Mirror Optical Activity: Nanophotonic Chiral Sensing from Parity Indefiniteness

Mirror symmetry is among the most fundamental concepts of physics, and its spontaneous breaking at the molecular level allows chiral molecules to exist in two enantiomers that are mirror images of each other. The majority of the chiro-optical effects routinely used to detect enantiomers in mixtures, such as circular dichroism, rely on chiral sensitivity to photon circular polarization, and thus do not harness the full potential of mirror-symmetry breaking, which also involves the spatial profile of the radiation. Here we show that the parity indefiniteness of an electromagnetic field interacting with chiral matter supports mirror optical activity, a chiro-optical effect where a chiral film, when it is probed by the mirror-symmetric field of a nanoemitter, produces a near field whose spatial profile has broken mirror symmetry. The detection of near-field dissymmetry can provide an efficient chiral sensing technique.

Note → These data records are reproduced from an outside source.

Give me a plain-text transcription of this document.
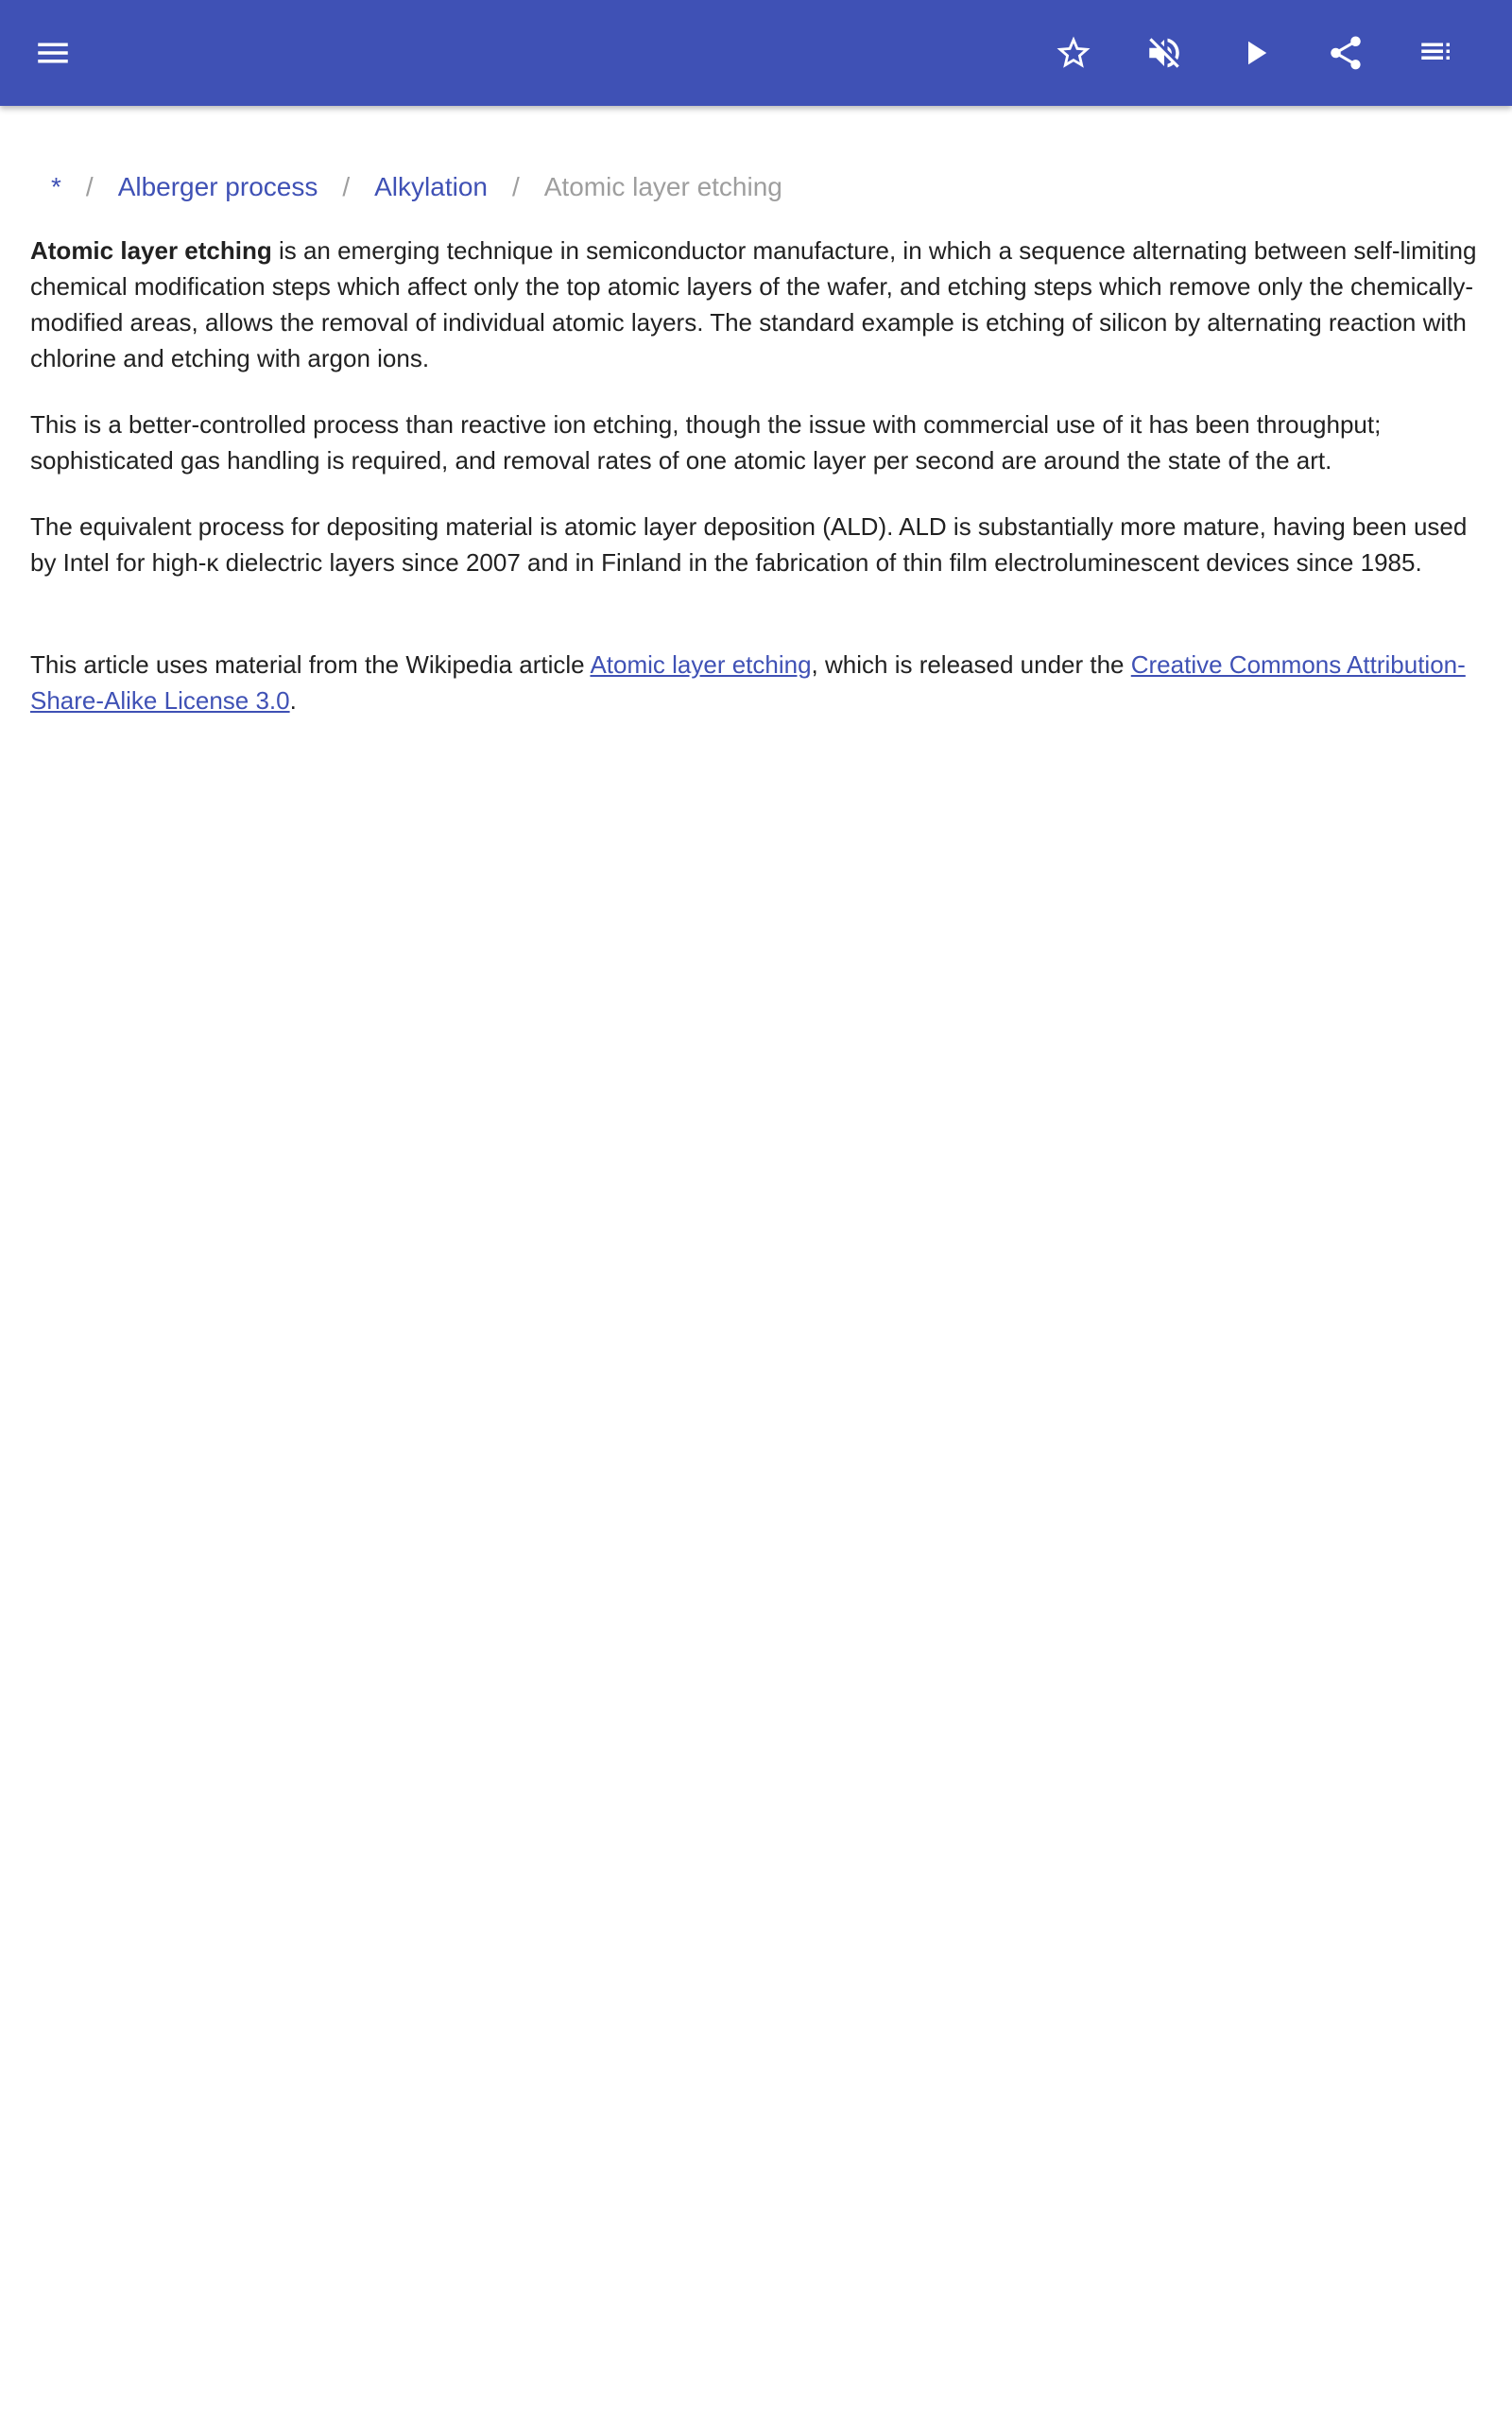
* / Alberger process / Alkylation / Atomic layer etching

Atomic layer etching is an emerging technique in semiconductor manufacture, in which a sequence alternating between self-limiting chemical modification steps which affect only the top atomic layers of the wafer, and etching steps which remove only the chemically-modified areas, allows the removal of individual atomic layers. The standard example is etching of silicon by alternating reaction with chlorine and etching with argon ions.

This is a better-controlled process than reactive ion etching, though the issue with commercial use of it has been throughput; sophisticated gas handling is required, and removal rates of one atomic layer per second are around the state of the art.

The equivalent process for depositing material is atomic layer deposition (ALD). ALD is substantially more mature, having been used by Intel for high-κ dielectric layers since 2007 and in Finland in the fabrication of thin film electroluminescent devices since 1985.

This article uses material from the Wikipedia article Atomic layer etching, which is released under the Creative Commons Attribution-Share-Alike License 3.0.
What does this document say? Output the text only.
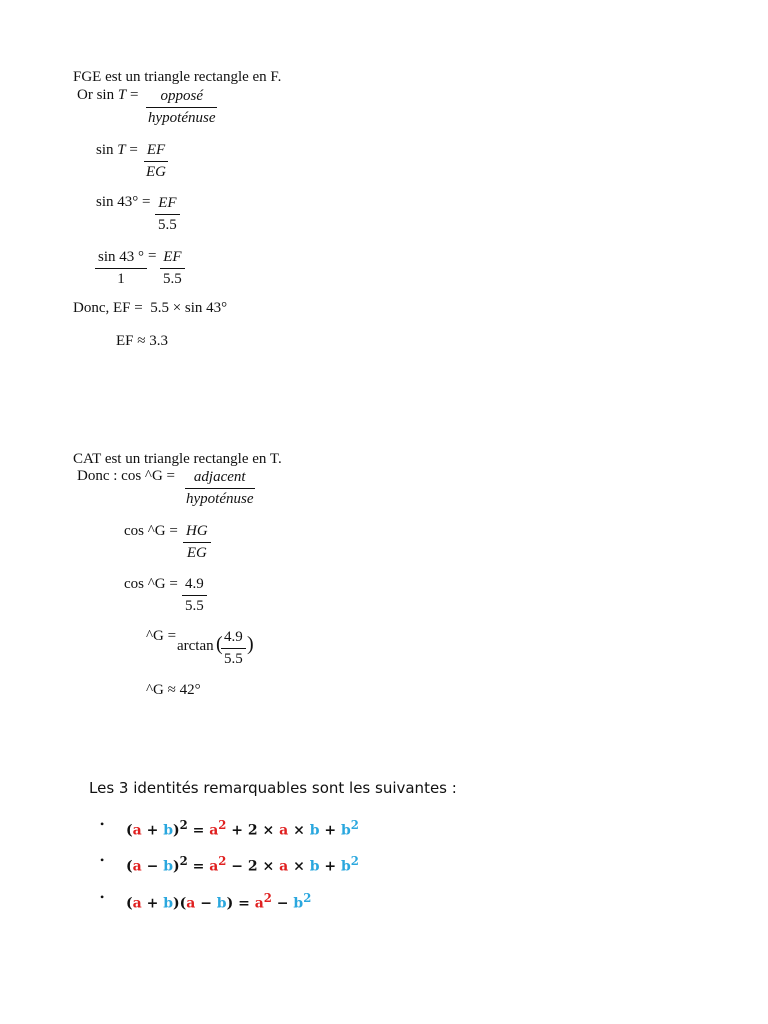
FGE est un triangle rectangle en F.
Or sin T =	opposé
hypoténuse
$\sin T = \frac{EF}{EG}$
$\sin 43^\circ = \frac{EF}{5.5}$
$\frac{\sin 43 ^\circ}{1} = \frac{EF}{5.5}$
Donc, EF =  5.5 × sin 43°
EF ≈ 3.3
CAT est un triangle rectangle en T.
Donc : cos ^G =	adjacent
hypoténuse
cos ^G = $\frac{HG}{EG}$
cos ^G = $\frac{4.9}{5.5}$
^G =
arctan (
$\frac{4.9}{5.5}$ )
^G ≈ 42°
Les 3 identités remarquables sont les suivantes :
• $(a + b)^2 = a^2 + 2 \times a \times b + b^2$
• $(a - b)^2 = a^2 - 2 \times a \times b + b^2$
• $(a + b)(a - b) = a^2 - b^2$
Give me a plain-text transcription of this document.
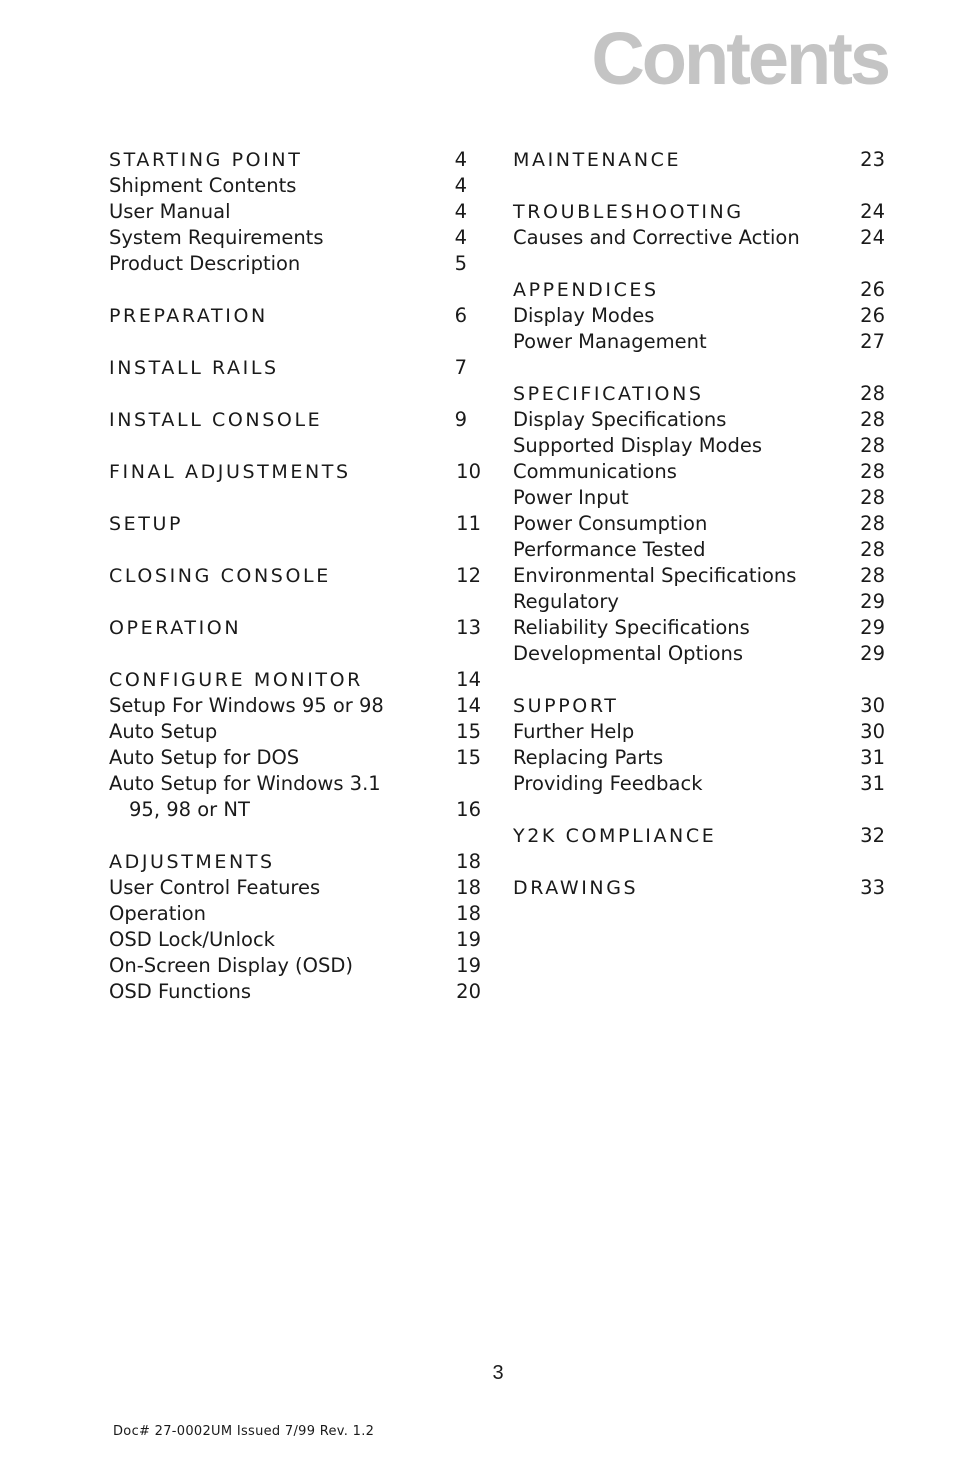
Contents
STARTING POINT	4
Shipment Contents	4
User Manual	4
System Requirements	4
Product Description	5
PREPARATION	6
INSTALL RAILS	7
INSTALL CONSOLE	9
FINAL ADJUSTMENTS	10
SETUP	11
CLOSING CONSOLE	12
OPERATION	13
CONFIGURE MONITOR	14
Setup For Windows 95 or 98	14
Auto Setup	15
Auto Setup for DOS	15
Auto Setup for Windows 3.1
95, 98 or NT	16
ADJUSTMENTS	18
User Control Features	18
Operation	18
OSD Lock/Unlock	19
On-Screen Display (OSD)	19
OSD Functions	20
MAINTENANCE	23
TROUBLESHOOTING	24
Causes and Corrective Action	24
APPENDICES	26
Display Modes	26
Power Management	27
SPECIFICATIONS	28
Display Specifications	28
Supported Display Modes	28
Communications	28
Power Input	28
Power Consumption	28
Performance Tested	28
Environmental Specifications	28
Regulatory	29
Reliability Specifications	29
Developmental Options	29
SUPPORT	30
Further Help	30
Replacing Parts	31
Providing Feedback	31
Y2K COMPLIANCE	32
DRAWINGS	33
3
Doc# 27-0002UM Issued 7/99 Rev. 1.2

We specialize the discussion to nanofilms with infrared chirality by using a swift electron in an aloof configuration as the nanoemitter and an off-axis transparent conducting nanoparticle as the near-field probe; the spatial dissymmetry factor of the nanoparticle cathodoluminescence is 1 order of magnitude larger than the dimensionless circular dichroism, and is further enhanced to 2 orders of magnitude if an additional graphene sheet is deposited on the film interface.